Да как же ты не можешь понять, — начала объяснять ты мне, — мы говорим любовью, а когда нас не станет, мы замолчим. Любовь отличает живое от мертвого, а мы все хотим немыслимых вещей, могущества, славы, всеобщего равенства, переустройства мира, воскрешения из мертвых… И вот ты все злишься, злишься на людей — за отсутствие слуха, за эстетическую глухоту, за готовность воспринимать наиболее убогое и расхожее в музыке, но зачем ты злишься? — возьми и полюби. Зачем у кого-то искать понимания, зачем оспаривать глупца, зачем искать какого-то всеобщего смысла, когда вот он смысл — в наших пальцах, в нашем теле, на нашем языке. Казалось бы, зная о неминуемо предстоящем ему „молчании“, любой человек должен заговорить с удвоенным жаром, но с губ его почему-то срываются слова бессильной злобы, зависти, ненависти. Дураки, они тратят на подобные глупости весь отпущенный им разговорный запас“».
«А помнишь, Нина, как нашли укромное место на берегу заросшего пруда, и там еще были вокруг больно хлещущие по рукам заросли ивняка, сквозь которые я продирался с яростью древнегреческого Пана, а у самого берега в мутноватой воде роились зародыши глупой лягушачьей жизни. Занимались с тобой искусственным дыханием, и спина твоя становилась рыжей от налипшего песка, и в кожу влипали мелкие камешки. Помнишь, в самый ответственный и интересный момент заявился обожженный солнцем до черноты голоногий мальчишка с рыбацким овальным ведерком и гибкой бамбуковой удочкой на плече? И сначала он вытаращил глаза, а потом поспешно ретировался, унося с собой запрятанную улыбку, говорившую о том, что минуту или час спустя он обо всем расскажет, вывалит, поделится со своими корешами. И, забившись в тесный шалаш, они станут склонять нас с тобой на разные лады, устраняя неточности и выясняя подробности, нетерпеливо вникая в анатомию любви и постигая таинственную механику зачатия».

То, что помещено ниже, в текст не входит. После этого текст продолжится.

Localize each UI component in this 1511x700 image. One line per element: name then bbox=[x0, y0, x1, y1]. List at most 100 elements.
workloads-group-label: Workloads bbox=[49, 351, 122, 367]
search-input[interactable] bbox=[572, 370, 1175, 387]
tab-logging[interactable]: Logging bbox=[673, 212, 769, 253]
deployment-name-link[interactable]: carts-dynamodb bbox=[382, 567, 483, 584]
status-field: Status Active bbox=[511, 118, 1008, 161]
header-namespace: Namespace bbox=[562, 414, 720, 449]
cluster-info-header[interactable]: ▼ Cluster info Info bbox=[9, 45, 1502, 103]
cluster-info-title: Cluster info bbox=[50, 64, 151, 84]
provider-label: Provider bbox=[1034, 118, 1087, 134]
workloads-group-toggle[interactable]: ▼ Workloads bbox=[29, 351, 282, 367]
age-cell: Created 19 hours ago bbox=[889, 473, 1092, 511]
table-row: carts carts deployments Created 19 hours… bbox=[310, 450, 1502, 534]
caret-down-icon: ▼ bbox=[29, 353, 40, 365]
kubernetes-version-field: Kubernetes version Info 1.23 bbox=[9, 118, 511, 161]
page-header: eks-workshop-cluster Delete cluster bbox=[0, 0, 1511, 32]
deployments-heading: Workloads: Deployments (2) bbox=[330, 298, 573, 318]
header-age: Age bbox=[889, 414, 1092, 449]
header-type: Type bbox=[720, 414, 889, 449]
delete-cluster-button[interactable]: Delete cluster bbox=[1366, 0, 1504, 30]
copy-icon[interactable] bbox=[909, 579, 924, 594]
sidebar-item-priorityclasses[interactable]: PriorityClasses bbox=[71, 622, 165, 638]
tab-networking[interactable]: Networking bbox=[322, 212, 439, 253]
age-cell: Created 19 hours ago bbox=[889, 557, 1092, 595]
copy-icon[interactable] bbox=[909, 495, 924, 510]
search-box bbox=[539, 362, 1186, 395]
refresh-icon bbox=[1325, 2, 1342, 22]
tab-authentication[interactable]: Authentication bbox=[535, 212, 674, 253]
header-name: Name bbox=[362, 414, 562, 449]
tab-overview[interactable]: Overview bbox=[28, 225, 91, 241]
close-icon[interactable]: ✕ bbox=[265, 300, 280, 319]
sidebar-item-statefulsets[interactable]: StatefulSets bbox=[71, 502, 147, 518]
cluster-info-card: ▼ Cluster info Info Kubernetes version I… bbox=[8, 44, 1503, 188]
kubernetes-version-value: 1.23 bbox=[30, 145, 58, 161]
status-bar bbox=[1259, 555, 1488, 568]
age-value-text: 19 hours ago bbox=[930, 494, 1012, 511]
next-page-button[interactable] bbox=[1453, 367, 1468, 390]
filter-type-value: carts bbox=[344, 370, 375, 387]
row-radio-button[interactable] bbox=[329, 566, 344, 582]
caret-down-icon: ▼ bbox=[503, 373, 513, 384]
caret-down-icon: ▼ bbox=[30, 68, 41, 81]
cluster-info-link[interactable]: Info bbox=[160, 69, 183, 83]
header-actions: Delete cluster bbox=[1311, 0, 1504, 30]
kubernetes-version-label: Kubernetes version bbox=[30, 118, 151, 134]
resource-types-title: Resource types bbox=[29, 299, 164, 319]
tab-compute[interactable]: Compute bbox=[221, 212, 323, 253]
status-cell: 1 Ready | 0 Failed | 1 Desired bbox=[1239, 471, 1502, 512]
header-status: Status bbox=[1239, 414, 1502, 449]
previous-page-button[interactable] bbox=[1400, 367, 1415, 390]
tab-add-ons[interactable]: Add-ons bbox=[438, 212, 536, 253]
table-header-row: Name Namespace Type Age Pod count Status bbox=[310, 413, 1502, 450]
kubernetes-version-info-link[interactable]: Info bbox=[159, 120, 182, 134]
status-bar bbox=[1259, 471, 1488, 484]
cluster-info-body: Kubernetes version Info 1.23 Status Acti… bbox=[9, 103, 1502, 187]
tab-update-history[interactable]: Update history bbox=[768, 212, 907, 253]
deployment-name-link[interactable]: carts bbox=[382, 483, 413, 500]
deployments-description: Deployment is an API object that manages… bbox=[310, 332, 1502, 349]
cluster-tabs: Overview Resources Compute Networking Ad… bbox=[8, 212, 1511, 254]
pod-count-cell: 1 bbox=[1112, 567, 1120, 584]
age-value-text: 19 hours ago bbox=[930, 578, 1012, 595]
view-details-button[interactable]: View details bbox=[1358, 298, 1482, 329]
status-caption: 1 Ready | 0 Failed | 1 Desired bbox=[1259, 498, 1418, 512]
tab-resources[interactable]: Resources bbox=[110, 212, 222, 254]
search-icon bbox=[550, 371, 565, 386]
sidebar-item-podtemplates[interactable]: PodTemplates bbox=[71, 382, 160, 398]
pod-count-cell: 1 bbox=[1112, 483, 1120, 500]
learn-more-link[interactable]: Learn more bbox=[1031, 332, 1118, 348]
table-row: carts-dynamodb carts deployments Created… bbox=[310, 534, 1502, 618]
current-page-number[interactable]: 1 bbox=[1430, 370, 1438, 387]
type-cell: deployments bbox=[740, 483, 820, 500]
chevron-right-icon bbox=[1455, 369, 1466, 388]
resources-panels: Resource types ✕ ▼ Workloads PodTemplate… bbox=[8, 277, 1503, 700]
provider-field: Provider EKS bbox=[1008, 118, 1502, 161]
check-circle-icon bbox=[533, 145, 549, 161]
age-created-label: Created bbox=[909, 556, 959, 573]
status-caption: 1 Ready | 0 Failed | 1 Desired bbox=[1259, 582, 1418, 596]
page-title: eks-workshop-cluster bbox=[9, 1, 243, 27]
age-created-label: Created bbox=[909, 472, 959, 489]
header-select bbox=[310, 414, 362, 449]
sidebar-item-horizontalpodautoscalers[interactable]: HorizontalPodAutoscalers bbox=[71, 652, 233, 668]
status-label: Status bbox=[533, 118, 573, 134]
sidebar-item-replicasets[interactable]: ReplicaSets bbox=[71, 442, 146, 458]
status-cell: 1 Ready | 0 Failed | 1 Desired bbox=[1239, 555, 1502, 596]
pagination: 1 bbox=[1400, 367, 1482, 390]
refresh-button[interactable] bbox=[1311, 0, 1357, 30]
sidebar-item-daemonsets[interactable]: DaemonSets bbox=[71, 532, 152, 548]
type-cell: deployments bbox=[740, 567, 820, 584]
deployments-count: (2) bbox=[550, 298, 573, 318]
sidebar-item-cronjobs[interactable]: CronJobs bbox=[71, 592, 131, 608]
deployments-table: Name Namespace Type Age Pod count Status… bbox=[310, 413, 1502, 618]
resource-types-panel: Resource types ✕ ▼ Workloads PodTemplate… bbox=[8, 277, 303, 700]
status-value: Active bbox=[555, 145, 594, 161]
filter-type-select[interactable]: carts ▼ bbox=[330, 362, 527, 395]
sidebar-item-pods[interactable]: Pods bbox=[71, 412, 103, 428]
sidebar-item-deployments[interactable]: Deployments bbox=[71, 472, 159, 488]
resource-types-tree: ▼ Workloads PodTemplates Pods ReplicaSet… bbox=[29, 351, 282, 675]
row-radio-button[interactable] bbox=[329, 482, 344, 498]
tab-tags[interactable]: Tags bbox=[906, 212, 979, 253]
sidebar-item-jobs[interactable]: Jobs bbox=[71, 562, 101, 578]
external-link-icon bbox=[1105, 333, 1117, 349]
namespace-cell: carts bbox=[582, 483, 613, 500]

«А помнишь, три года назад письма к нам стал носить почтальон-инвалид, у которого вместо рук — по две копченых сардельки? Открываешь дверь, и глянцевитая, туго набитая мясом клешня тебе протягивает телеграмму. И один раз, как только почтальон ушел, ты едва не расплакалась. Все упрямо повторяла, что такого не может быть. „Разве можно так унижать человека? — говорила ты. — Для чего и кому это нужно, чтобы этому человеку отрезало руки? А я-то, я-то какова? Так противно, когда отводишь глаза. Запрещаешь себе испытывать брезгливость, отвращение, а все равно испытываешь, не можешь с собой ничего поделать. А ведь нужно относиться к нему как к человеку, а я не могу — барьер. А ведь в нем столько мужества, чтобы жить, работать, обеспечивать себя, не сидеть ни на чьей шее сиднем, ну, вот нам с тобой приносить телеграммы, в конце концов, пользу элементарную приносить. А мы, такие сильные и здоровые, все скулим, все требуем, чтобы нам, здоровым и сильным, предоставили какие-то исключительные права. Мы убить, мы глотку перегрызть готовы за право быть слабыми. А вот он не требует для себя ничего, потому что нельзя и нелепо требовать права на стойкость, на мужество, на благородство. Вот мы морщимся, мы не можем скрыть отвращения, а на самом деле он во сто раз сильнее нас“. Я не знаю, как это объяснить, но ты как будто ощущала личную вину за чужое уродство, за то, что у тебя, такой здоровой и красивой, все в порядке».